Ainsi, le signalement sans délai des cas d’IIM par les professionnels de santé aux ARS est essentiel pour la mise en place rapide des mesures prophylactiques pour les contacts des cas (antibiotiques et dans certains cas vaccination). La surveillance nécessite la transmission rapide des fiches de déclaration obligatoire aux ARS puis à Santé publique France. En complément de cette DO, l’envoi des prélèvements biologiques et des souches par les laboratoires de biologie au CNR est un volet majeur de la surveillance pour caractériser les méningocoques à l’origine des infections invasives et être en mesure de détecter des implantations locales de certaines souches de méningocoques.
La recrudescence des IIM incite à renforcer la vaccination contre le méningocoque B chez les jeunes enfants : elle est désormais recommandée dans le calendrier vaccinal pour tous les nourrissons, avec trois doses (M3, M5, M12), et peut être faite jusqu’à l’âge de 2 ans pour les enfants non vaccinés.

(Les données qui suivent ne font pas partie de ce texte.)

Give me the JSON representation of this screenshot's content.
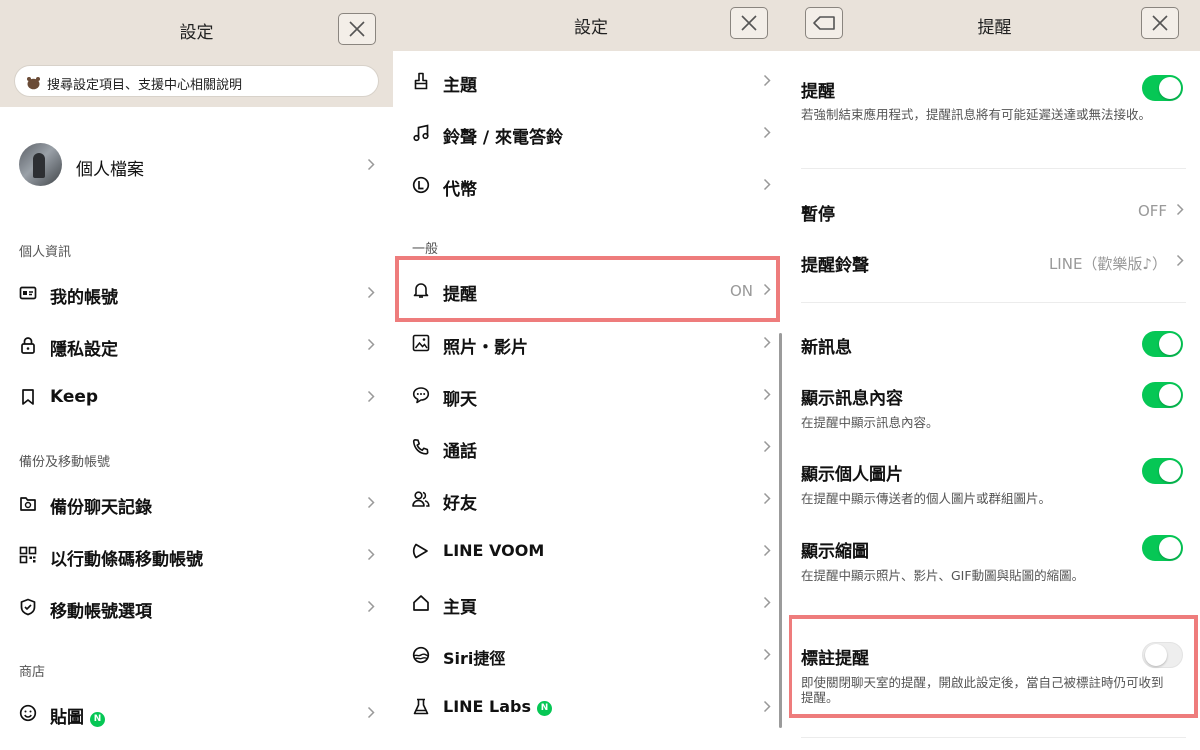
{
  "panel1": {
    "title": "設定",
    "search_placeholder": "搜尋設定項目、支援中心相關說明",
    "profile_label": "個人檔案",
    "sections": [
      {
        "header": "個人資訊",
        "items": [
          "我的帳號",
          "隱私設定",
          "Keep"
        ]
      },
      {
        "header": "備份及移動帳號",
        "items": [
          "備份聊天記錄",
          "以行動條碼移動帳號",
          "移動帳號選項"
        ]
      },
      {
        "header": "商店",
        "items": [
          "貼圖"
        ]
      }
    ],
    "new_badge": "N"
  },
  "panel2": {
    "title": "設定",
    "items_top": [
      "主題",
      "鈴聲 / 來電答鈴",
      "代幣"
    ],
    "section_header": "一般",
    "notification": {
      "label": "提醒",
      "value": "ON"
    },
    "items_bottom": [
      "照片・影片",
      "聊天",
      "通話",
      "好友",
      "LINE VOOM",
      "主頁",
      "Siri捷徑",
      "LINE Labs"
    ],
    "new_badge": "N"
  },
  "panel3": {
    "title": "提醒",
    "notifications": {
      "label": "提醒",
      "desc": "若強制結束應用程式，提醒訊息將有可能延遲送達或無法接收。",
      "on": true
    },
    "pause": {
      "label": "暫停",
      "value": "OFF"
    },
    "ringtone": {
      "label": "提醒鈴聲",
      "value": "LINE（歡樂版♪）"
    },
    "new_message": {
      "label": "新訊息",
      "on": true
    },
    "show_content": {
      "label": "顯示訊息內容",
      "desc": "在提醒中顯示訊息內容。",
      "on": true
    },
    "show_photo": {
      "label": "顯示個人圖片",
      "desc": "在提醒中顯示傳送者的個人圖片或群組圖片。",
      "on": true
    },
    "show_thumb": {
      "label": "顯示縮圖",
      "desc": "在提醒中顯示照片、影片、GIF動圖與貼圖的縮圖。",
      "on": true
    },
    "mention": {
      "label": "標註提醒",
      "desc": "即使關閉聊天室的提醒，開啟此設定後，當自己被標註時仍可收到提醒。",
      "on": false
    }
  },
  "colors": {
    "accent_green": "#06c755",
    "highlight_red": "#ee7c7c",
    "topbar": "#e9e2da"
  }
}
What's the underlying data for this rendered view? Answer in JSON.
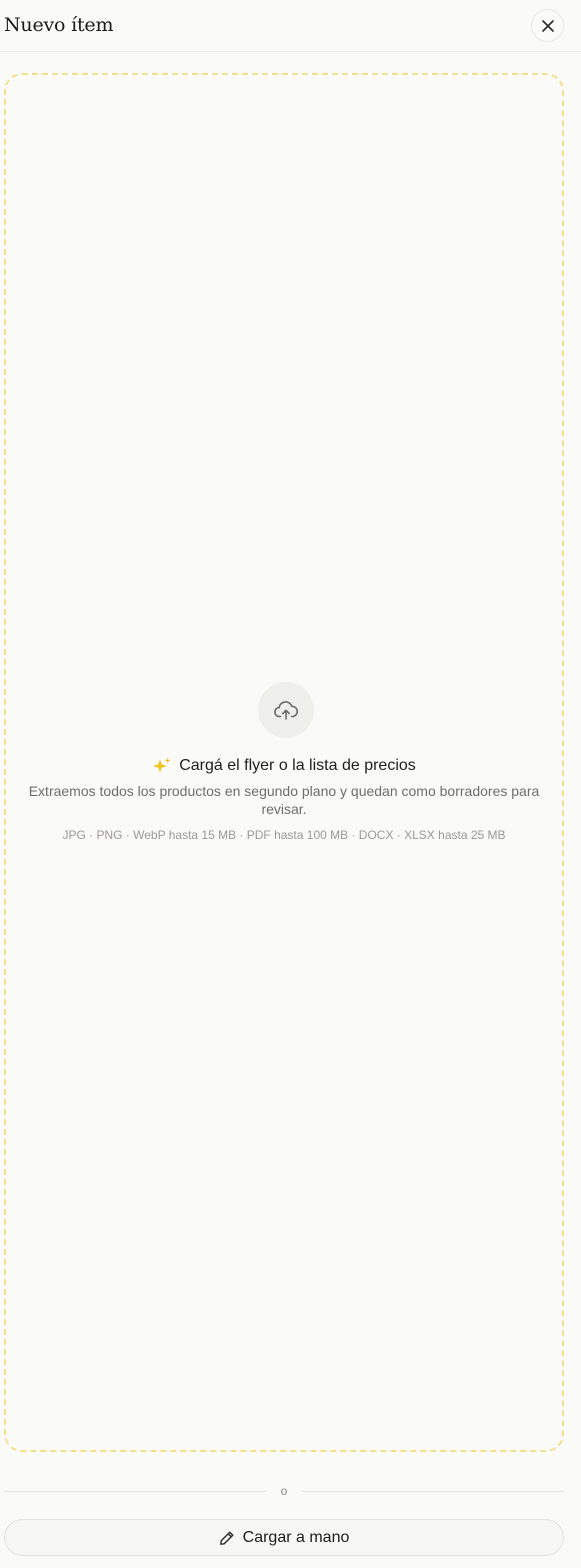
{
  "header": {
    "title": "Nuevo ítem",
    "close_icon": "close-icon"
  },
  "dropzone": {
    "upload_icon": "cloud-upload-icon",
    "sparkle_icon": "sparkles-icon",
    "heading": "Cargá el flyer o la lista de precios",
    "description": "Extraemos todos los productos en segundo plano y quedan como borradores para revisar.",
    "formats": "JPG · PNG · WebP hasta 15 MB · PDF hasta 100 MB · DOCX · XLSX hasta 25 MB",
    "border_color": "#f4df8e",
    "accent_color": "#f0c419"
  },
  "separator": {
    "label": "o"
  },
  "manual": {
    "icon": "pencil-icon",
    "label": "Cargar a mano"
  }
}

Une nouvelle étude espagnole a par ailleurs confirmé l’efficacité sur le terrain du vaccin Bexsero (4CMenB) contre les IIM dans les 5 premières années de vie. L’efficacité de la primovaccination complète est évaluée à 71% ; ce vaccin exerçait aussi une protection contre les autres sérotypes, évaluée à 76 %.
D’après les experts d’Infovac, la situation épidémiologique incite à redéfinir la politique de prévention des IIM, en incluant la recommandation d’administrer un vaccin conjugué tétravalent à l’adolescence.
Enfin, pour rappel, la vaccination contre le méningocoque C reste obligatoire pour tous les nourrissons (à M5 et M12).
Infovac. Bulletin n °2 février 2023. 8 février 2023.